While your card is set to sent 1500 packet size, cards will accept higher packet size than 1500, the limit for ipv4 is 65535.

NTU's tests are bad, his tests only asked "do you accept 1515 size packet" and succeed as limit is 65535.

In order to really check if host can handle 1515, you must ask it not to fragment it.

With fragmentation on, 192.168.0.1 should split the packet into 2 (assuming 192.168.0.1 use a 1500 MTU), without fragmentation, 192.168.0.1 will fail if its MTU is 1500, and succeed if its MTU is >=1515

Before you ask: 65535 limit - 20 (IP header) - 8 (icmp header) = 65507, that's the limit to sent an icmp packet and the reason why -s 65508 fail.
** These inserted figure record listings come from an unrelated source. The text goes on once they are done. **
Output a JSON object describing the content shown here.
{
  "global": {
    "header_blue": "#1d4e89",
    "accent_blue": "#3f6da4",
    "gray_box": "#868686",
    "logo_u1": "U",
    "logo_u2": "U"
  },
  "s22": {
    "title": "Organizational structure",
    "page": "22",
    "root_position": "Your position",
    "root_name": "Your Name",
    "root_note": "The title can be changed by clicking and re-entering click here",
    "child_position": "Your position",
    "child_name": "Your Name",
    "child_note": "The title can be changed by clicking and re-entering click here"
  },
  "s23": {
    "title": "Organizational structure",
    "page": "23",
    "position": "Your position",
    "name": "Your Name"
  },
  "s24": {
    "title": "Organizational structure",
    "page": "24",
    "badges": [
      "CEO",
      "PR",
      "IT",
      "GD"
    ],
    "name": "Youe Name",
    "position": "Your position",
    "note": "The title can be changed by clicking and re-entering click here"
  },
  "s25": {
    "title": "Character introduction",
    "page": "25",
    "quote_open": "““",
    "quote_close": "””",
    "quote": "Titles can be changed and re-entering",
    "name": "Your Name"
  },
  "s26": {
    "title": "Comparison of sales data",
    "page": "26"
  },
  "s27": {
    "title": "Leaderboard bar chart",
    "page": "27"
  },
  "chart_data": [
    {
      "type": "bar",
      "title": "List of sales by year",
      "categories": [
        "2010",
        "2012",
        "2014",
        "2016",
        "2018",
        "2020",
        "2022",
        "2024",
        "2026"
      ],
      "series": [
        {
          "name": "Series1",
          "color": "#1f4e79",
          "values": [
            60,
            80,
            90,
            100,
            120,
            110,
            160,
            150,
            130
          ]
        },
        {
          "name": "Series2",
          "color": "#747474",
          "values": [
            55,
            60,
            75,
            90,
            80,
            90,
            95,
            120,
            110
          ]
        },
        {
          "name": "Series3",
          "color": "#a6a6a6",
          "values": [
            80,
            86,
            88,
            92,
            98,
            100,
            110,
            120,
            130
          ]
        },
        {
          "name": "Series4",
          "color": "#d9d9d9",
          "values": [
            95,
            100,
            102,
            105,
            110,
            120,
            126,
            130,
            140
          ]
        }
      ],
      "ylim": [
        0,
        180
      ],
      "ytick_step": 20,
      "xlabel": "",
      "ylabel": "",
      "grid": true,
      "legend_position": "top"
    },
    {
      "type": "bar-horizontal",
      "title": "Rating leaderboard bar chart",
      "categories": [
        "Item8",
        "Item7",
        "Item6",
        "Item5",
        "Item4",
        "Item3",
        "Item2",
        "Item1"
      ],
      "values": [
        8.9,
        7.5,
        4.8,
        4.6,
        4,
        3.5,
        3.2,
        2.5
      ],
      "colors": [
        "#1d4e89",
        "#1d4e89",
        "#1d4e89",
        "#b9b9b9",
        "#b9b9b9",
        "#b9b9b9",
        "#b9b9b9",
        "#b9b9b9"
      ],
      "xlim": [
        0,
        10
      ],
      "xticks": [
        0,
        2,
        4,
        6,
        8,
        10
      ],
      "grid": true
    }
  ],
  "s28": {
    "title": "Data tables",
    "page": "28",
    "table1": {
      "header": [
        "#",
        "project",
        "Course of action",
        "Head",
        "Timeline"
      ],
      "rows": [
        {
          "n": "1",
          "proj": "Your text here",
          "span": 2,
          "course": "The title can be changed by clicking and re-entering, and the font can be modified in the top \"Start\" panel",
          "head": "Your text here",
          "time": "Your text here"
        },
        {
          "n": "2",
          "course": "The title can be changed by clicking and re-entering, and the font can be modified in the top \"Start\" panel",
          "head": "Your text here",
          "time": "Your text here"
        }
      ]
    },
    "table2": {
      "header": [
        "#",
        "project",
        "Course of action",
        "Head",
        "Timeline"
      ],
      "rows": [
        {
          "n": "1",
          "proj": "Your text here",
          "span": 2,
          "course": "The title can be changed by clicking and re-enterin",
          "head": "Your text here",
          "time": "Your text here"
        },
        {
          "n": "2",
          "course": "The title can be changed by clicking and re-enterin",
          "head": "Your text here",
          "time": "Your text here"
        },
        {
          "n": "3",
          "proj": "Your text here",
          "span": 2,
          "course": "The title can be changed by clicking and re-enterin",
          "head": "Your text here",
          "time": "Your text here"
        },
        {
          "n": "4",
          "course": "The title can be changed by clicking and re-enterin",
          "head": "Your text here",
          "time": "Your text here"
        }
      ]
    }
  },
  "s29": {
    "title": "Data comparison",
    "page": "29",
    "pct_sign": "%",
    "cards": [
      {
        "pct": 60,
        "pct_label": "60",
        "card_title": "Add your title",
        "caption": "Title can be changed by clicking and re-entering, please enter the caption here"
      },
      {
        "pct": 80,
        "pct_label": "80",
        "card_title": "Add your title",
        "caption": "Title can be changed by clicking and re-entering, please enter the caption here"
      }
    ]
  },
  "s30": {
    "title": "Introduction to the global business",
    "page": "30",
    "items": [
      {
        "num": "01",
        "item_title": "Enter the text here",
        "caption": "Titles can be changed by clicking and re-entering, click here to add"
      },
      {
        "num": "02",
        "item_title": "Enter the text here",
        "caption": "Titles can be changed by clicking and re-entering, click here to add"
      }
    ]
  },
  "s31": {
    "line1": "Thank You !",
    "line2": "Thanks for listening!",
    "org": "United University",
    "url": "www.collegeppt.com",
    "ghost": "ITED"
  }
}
If you get the thing right, you then know a 1500 MTU without fragmentation will fail if packet size is > 1472 == 1500 - 20 - 8 too.

```
ping -c 3 -s 1515 192.168.0.100

PING 192.168.0.100 (192.168.0.100) 1515(1543) bytes of data.

1523 bytes from 192.168.0.100: icmp_seq=1 ttl=64 time=1.18 ms

1523 bytes from 192.168.0.100: icmp_seq=2 ttl=64 time=1.11 ms

1523 bytes from 192.168.0.100: icmp_seq=3 ttl=64 time=1.09 ms

--- 192.168.0.100 ping statistics ---

3 packets transmitted, 3 received, 0% packet loss, time 2002ms

rtt min/avg/max/mdev = 1.095/1.133/1.185/0.038 ms

ping -c 3 -s 1515 -M do 192.168.0.100

PING 192.168.0.100 (192.168.0.100) 1515(1543) bytes of data.

ping: local error: Message too long, mtu=1500

ping: local error: Message too long, mtu=1500

ping: local error: Message too long, mtu=1500

--- 192.168.0.100 ping statistics ---

3 packets transmitted, 0 received, +3 errors, 100% packet loss, time 1999ms

```

As i don't know where the overflow is, from what they say i think the bad scenario is :

- getting packet of 2000

- checking if packet size > your MTU and reject it, if your MTU is 2000 it will pass then

- store packet in a 1500 buffer (and BOOM buffer is too small)

People might use jumbo frames cards or fiber network card with higher MTU, so in this case, even a legit usage might crash you, because the sender also use fiber or jumbo frames.

If we assume this is the scenario of the overflow, 1500 MTU will protect you.